Esta noche me he dado cuenta de que en ese refugio confortable que se forma los sábados por la noche en la cocina hay otra tertulia a modo de preliminar que me encanta especialmente y que sucede antes de la cena mientras la observo desenvolverse entre las mondas de patatas que corta con una destreza que resulta irresistible a la vista. Porque la mesa la pongo yo, como hoy, y a veces ni eso; ella es la que prefiere moverse aquí y allá, reproduciendo unos movimientos centenares de veces hechos. Y yo me siento en mi sitio, porque ya es mi sitio, pero en lugar de sentarme de cara a la mesa me siento de manera que la espalda se apoya contra la pared y mi brazo derecho descansa a lo largo del respaldo y así la veo de pie y de perfil, y la conversación va asociada a los movimientos de la mano que pela las patatas o corta las hojas de lechuga como si todo formara parte de lo mismo.
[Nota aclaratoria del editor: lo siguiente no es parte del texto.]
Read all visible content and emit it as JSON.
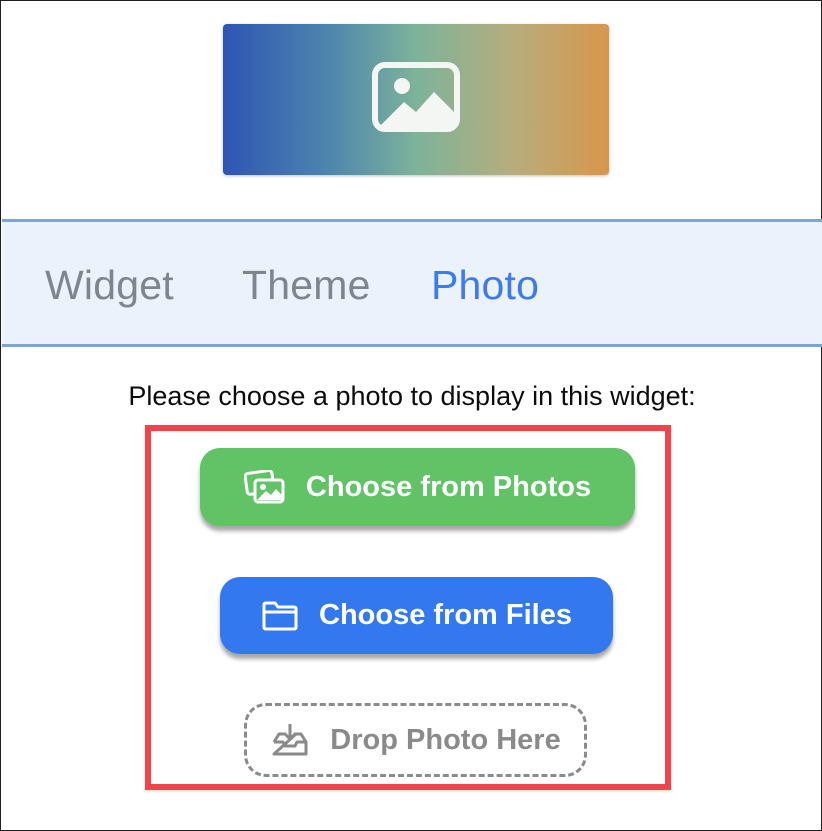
{
  "preview": {
    "icon": "image-icon"
  },
  "tabs": [
    {
      "label": "Widget",
      "active": false
    },
    {
      "label": "Theme",
      "active": false
    },
    {
      "label": "Photo",
      "active": true
    }
  ],
  "photo_panel": {
    "prompt": "Please choose a photo to display in this widget:",
    "choose_photos_label": "Choose from Photos",
    "choose_photos_icon": "photos-stack-icon",
    "choose_files_label": "Choose from Files",
    "choose_files_icon": "folder-icon",
    "drop_label": "Drop Photo Here",
    "drop_icon": "tray-download-icon"
  },
  "colors": {
    "active_tab": "#3b7bee",
    "inactive_tab": "#7f8590",
    "photos_button": "#61c366",
    "files_button": "#3478f0",
    "highlight_border": "#f0434b"
  }
}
Y yo escucho o hablo o pregunto o contesto o me río (es fácil que me ría mucho) o me quedo callado (que también) pero con los ojos siguiendo los movimientos de sus manos y eso me resulta hasta tranquilizador y todo. Me he dado cuenta hoy, más vale tarde que nunca. Y tarde que se nos ha hecho porque el reloj de esa cocina que es un paisaje fundamental en mi memoria emocional hacía tic tac y cuando el tic tac se hace notar es que se ha hecho tarde y los ruídos del edificio y de la calle se han ido durmiendo, aunque sabemos que no importa porque es sábado y porque seguro que estamos en mitad de un tema importante.
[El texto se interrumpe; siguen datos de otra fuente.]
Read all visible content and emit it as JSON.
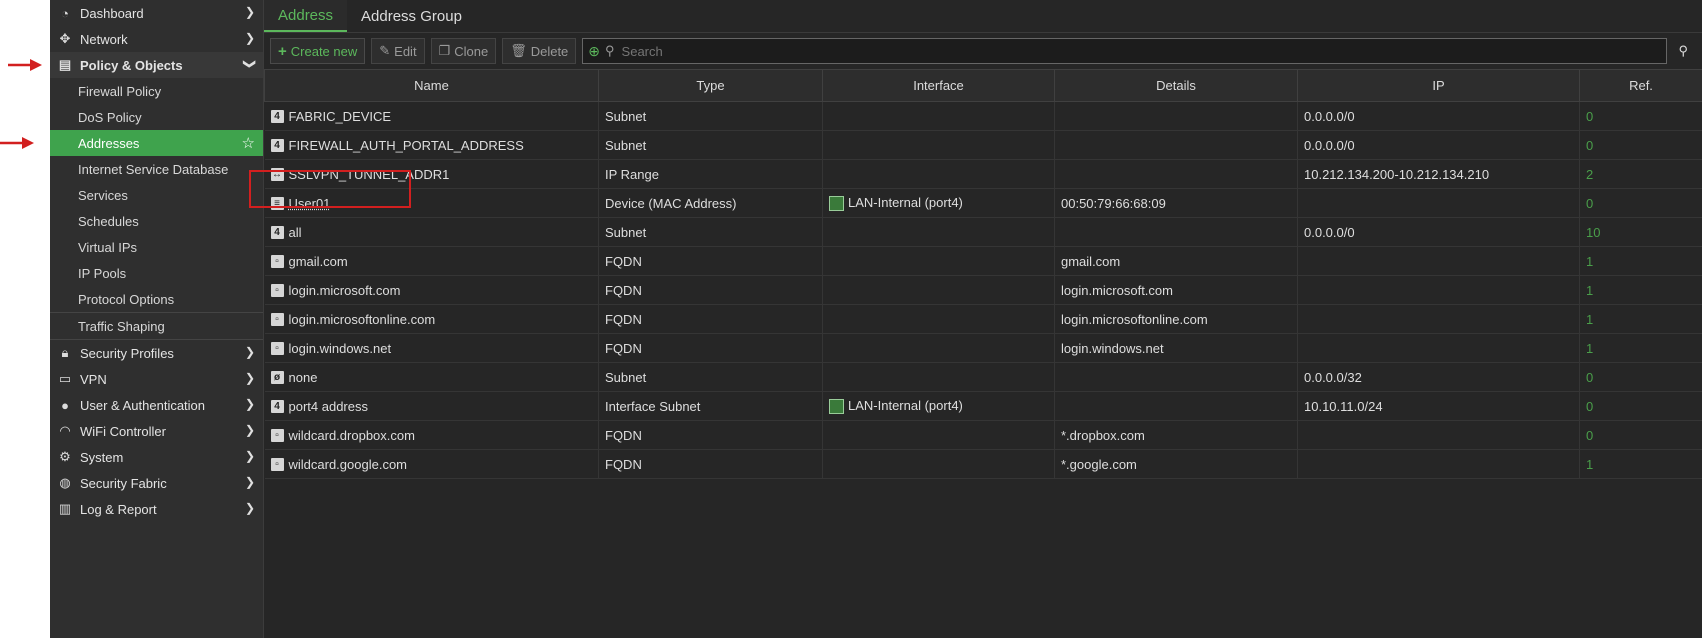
{
  "sidebar": {
    "items": [
      {
        "label": "Dashboard",
        "icon": "dashboard-icon"
      },
      {
        "label": "Network",
        "icon": "network-icon"
      },
      {
        "label": "Policy & Objects",
        "icon": "policy-icon"
      }
    ],
    "policy_sub": [
      "Firewall Policy",
      "DoS Policy",
      "Addresses",
      "Internet Service Database",
      "Services",
      "Schedules",
      "Virtual IPs",
      "IP Pools",
      "Protocol Options",
      "Traffic Shaping"
    ],
    "bottom": [
      {
        "label": "Security Profiles"
      },
      {
        "label": "VPN"
      },
      {
        "label": "User & Authentication"
      },
      {
        "label": "WiFi Controller"
      },
      {
        "label": "System"
      },
      {
        "label": "Security Fabric"
      },
      {
        "label": "Log & Report"
      }
    ]
  },
  "tabs": [
    "Address",
    "Address Group"
  ],
  "toolbar": {
    "create": "Create new",
    "edit": "Edit",
    "clone": "Clone",
    "delete": "Delete",
    "search_placeholder": "Search"
  },
  "table": {
    "headers": [
      "Name",
      "Type",
      "Interface",
      "Details",
      "IP",
      "Ref."
    ],
    "rows": [
      {
        "name": "FABRIC_DEVICE",
        "type": "Subnet",
        "interface": "",
        "details": "",
        "ip": "0.0.0.0/0",
        "ref": "0"
      },
      {
        "name": "FIREWALL_AUTH_PORTAL_ADDRESS",
        "type": "Subnet",
        "interface": "",
        "details": "",
        "ip": "0.0.0.0/0",
        "ref": "0"
      },
      {
        "name": "SSLVPN_TUNNEL_ADDR1",
        "type": "IP Range",
        "interface": "",
        "details": "",
        "ip": "10.212.134.200-10.212.134.210",
        "ref": "2"
      },
      {
        "name": "User01",
        "type": "Device (MAC Address)",
        "interface": "LAN-Internal (port4)",
        "details": "00:50:79:66:68:09",
        "ip": "",
        "ref": "0"
      },
      {
        "name": "all",
        "type": "Subnet",
        "interface": "",
        "details": "",
        "ip": "0.0.0.0/0",
        "ref": "10"
      },
      {
        "name": "gmail.com",
        "type": "FQDN",
        "interface": "",
        "details": "gmail.com",
        "ip": "",
        "ref": "1"
      },
      {
        "name": "login.microsoft.com",
        "type": "FQDN",
        "interface": "",
        "details": "login.microsoft.com",
        "ip": "",
        "ref": "1"
      },
      {
        "name": "login.microsoftonline.com",
        "type": "FQDN",
        "interface": "",
        "details": "login.microsoftonline.com",
        "ip": "",
        "ref": "1"
      },
      {
        "name": "login.windows.net",
        "type": "FQDN",
        "interface": "",
        "details": "login.windows.net",
        "ip": "",
        "ref": "1"
      },
      {
        "name": "none",
        "type": "Subnet",
        "interface": "",
        "details": "",
        "ip": "0.0.0.0/32",
        "ref": "0"
      },
      {
        "name": "port4 address",
        "type": "Interface Subnet",
        "interface": "LAN-Internal (port4)",
        "details": "",
        "ip": "10.10.11.0/24",
        "ref": "0"
      },
      {
        "name": "wildcard.dropbox.com",
        "type": "FQDN",
        "interface": "",
        "details": "*.dropbox.com",
        "ip": "",
        "ref": "0"
      },
      {
        "name": "wildcard.google.com",
        "type": "FQDN",
        "interface": "",
        "details": "*.google.com",
        "ip": "",
        "ref": "1"
      }
    ]
  },
  "colors": {
    "accent": "#5cb85c",
    "active_bg": "#3fa34d",
    "annotation": "#d21f1f"
  }
}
Tenía 13 años cuando un día de verano aparecí por allí y me quedé a cenar. Y a mí mismo me resulta asombroso pensar que allí seguía a mis 14, 15, 16, y también a los 20, 21, 22, redondea a los 25 y sigue, sigue, 28, 29, 30, 31 y así hasta los 38. Qué cosa. Hay una parte de mí que se ha hecho en esas conversaciones y ha crecido al calor del afecto con el que siempre soy recibido. Por eso siento que es una de las cosas más importantes que tengo, algo tan sencillo y tan valioso a un tiempo.

5 pensamientos en “Cena

  1. toni

    los rituales o tradiciones o costumbres o amores, son imprescindibles para continuar intactos tus sentidos. de lo contrario, dejan de sentir. les falta alguna cosa, andan con hambre de ese pedazo de fruta después de la comida o de ese trocito de chocolate, bombón, galleta o lo que sea que mojas con el café. veinticinco años son muchos años que no haya calado hondo entre tus dedos. y si encima te puedes deleitar con los movimientos de manos de Anamari, pues mucho mejor.

  2. arrebatos

    Las tortillas de patata son como el gazpacho. Todo el mundo lo hace más o menos igual, pero hay tantos gazpachos como distintas son las casas en que se prepara.
    Y si juntamos los dos como menú veraniego (con la tortilla fría, hecha del día anterior), uno hasta puede llegar a creer en milagros.

  3. C.

    Feliz aniversario, entonces. Y que se celebre con la tradicional tortilla, que pocas cosas hay más ricas…

  4. emejota Autor

    Toni: son tantos años que ya no se pueden despegar, aunque llegue un día en que esas reuniones sean recuerdo.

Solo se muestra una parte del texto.